Tuesday, October 16, 2007

Standing in Tall Cotton

The hub, freshly back from England and China and driving by the local cotton fields blurts out "Standing tall in cotton." What? I had never heard such a remark. I kind of giggled and had to ask the meaning. Supposedly it goes back to cotton growers. When the cotton was tall, it was good for picking. Tall cotton is good cotton. I think it's my favorite new phrase now. I am definitely standing in tall cotton; and I thank my lucky stars.

All summer, so many of us city folk were wondering what all these crops were. Was it soy? Or alfalfa? Nope. Now we know. Cotton. Truthfully, I've never been close to a cotton crop before. Not even a plant. With the hub in the cotton biz and my mother picking it as a young girl, I figured it was high time I stopped and smelled the cotton, so to speak. What an amazing plant. I now see why my mom says it was such hard work picking the stuff. Ouch. If you didn't know, you'd think it was all dead (like the kid thought). The hub taught us a little in cotton growing as we passed each field bursting with white.


Mom says her entire family had to pick cotton just to get by. She remembered when she was still too young to pick being in the fields watching her sisters and brothers pick. When she was old enough, one of her brothers made a special bag, just her size, that she would wear on her chest to put the cotton in. The other bags were way too big for a child her age. Her brothers called her "Smut" because she was so dark from working in the sun as she refused to wear a hat to cover her face. She says she would come home with her fingers numb and bleeding from a day's work. I borrowed the above picture from Wikepedia. It looks like a picture right out of one of her albums, handwriting and all. I can't even imagine what hard work that was for a child in the heat of a Georgia summer.
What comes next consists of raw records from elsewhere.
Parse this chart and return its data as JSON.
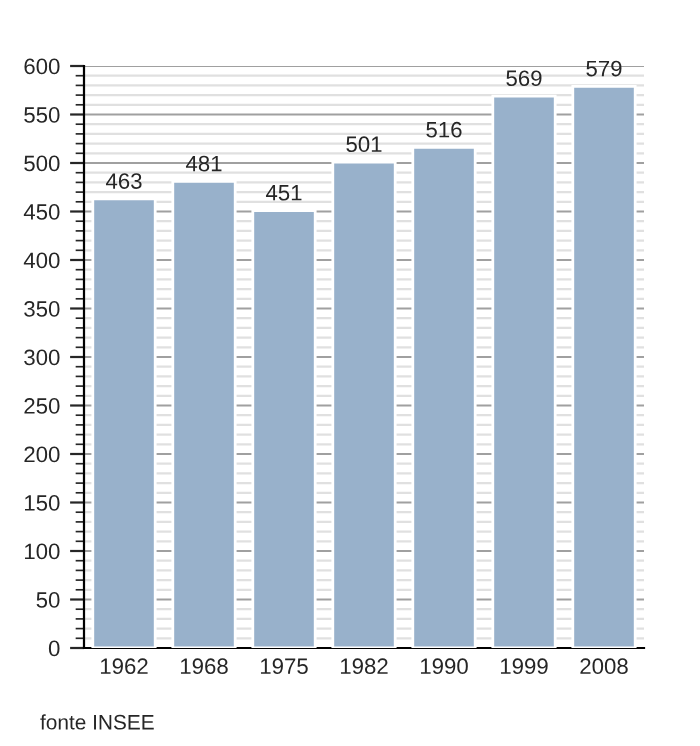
{
  "chart_data": {
    "type": "bar",
    "categories": [
      "1962",
      "1968",
      "1975",
      "1982",
      "1990",
      "1999",
      "2008"
    ],
    "values": [
      463,
      481,
      451,
      501,
      516,
      569,
      579
    ],
    "color": "#98b1cb",
    "data_labels": true,
    "ylim": [
      0,
      600
    ],
    "yticks": [
      0,
      50,
      100,
      150,
      200,
      250,
      300,
      350,
      400,
      450,
      500,
      550,
      600
    ],
    "grid": "y",
    "annotations": [
      "fonte INSEE"
    ]
  }
}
I was so tempted to pick a boll. Just to feel it, to feel how sticky the plant around the soft cotton is. To imagine how hard it would have been to pick with little fingers as my mom once did. But I didn't. Instead, I picked up a small plant that had fallen over. I brought it home for the kid to see. I put it out on display. An ode to the hub and to my mom. Standing in tall cotton.

We later found it mauled by Bella all over the kitchen. Guess she thinks differently of the stuff.

10 comments:

Peggy said...

we are surrounded by cotton fields and they are using their big machines to pick it even after dark they are still going. Its neat to see the picked cotton all baled up. I always pick up a few stems that have been left behind and make a arrangement for my table with them

Artsy said...

Cotton is neat. We have a lot of it here, where I live. The harvest is close. Have you seen how pretty cotton blossoms are? Lovely creamy yellow.

Beth said...

I grew up in Northern Alabama and had cotton galore!!! My Dad's office was right next to a cotton gin and I Loved the smell of the gin! I don't think I would want to pick it though, cuz I don't like them bowlweevils,,lol.
Miss You,,hope your having a nice break!!
xoxoxoxoxo

Vallen said...

The first time I saw cotton on the bush was near where you are. I was amazed how it stuck to everything and couldn't imagine how people could spend their lives picking it by hand. I picked up a scrap that was near the side of the road. There's a lot of history in one little boll isn't there?

ChrisJ said...

I have never seen a cotton field and I'd really like to. I knew it was really hard work to pick it and that it made the picker's fingers bleed. Loved your photos. One day we'll travel the states we haven't visited before. For me that would be Georgia and the South. (Born in England, so that gives me a bit of an excuse.)

Mrs. Staggs said...

Some of my family picked cotton, and a lot of them worked in cotton mills...for 10 cents an hour. It wasn't the best of times for them, but it helped, along with running moonshine, to pull them up in the world.
I saw bouquets of this in the green grocers and flower marts on the streets of NYC, one December, and I thought how wonderful it would look in a snow scene, with snowmen all around.
I hate black eyed peas! Pink ones too! It's pretty much the one, vegetable/legume sort fo thing, that I don't like. Isn't that weird? My family makes them Jan. 1st for good luck.

ShabbyInTheCity said...

Someone near us tried to grow cotton one year and it was so pretty! I think they lost it in the end. I was so disappointed because I wanted to see fields of it!

weirdbunny said...

What a fantastic post, I've never seen a cotton plant before.

LauraJ said...

I read a really good book, it involves picking cotton...It's called A (or the) Painted House. By John Grishim...and it's not a law book. Through the eyes of a 7 year old boy through the depression on a cotton farm.

Anonymous said...

My FIL started picking cotton at 7 in South Texas in the 1940's! Can you imagine? Poor little guy, he dropped out of school at that age to go work the fields just to be able to bring-in a little bit of money for their family and then he was driven unmercilessly by his Dad afterwards to work on their little farm and on his one day off too. Just imagine, I can't.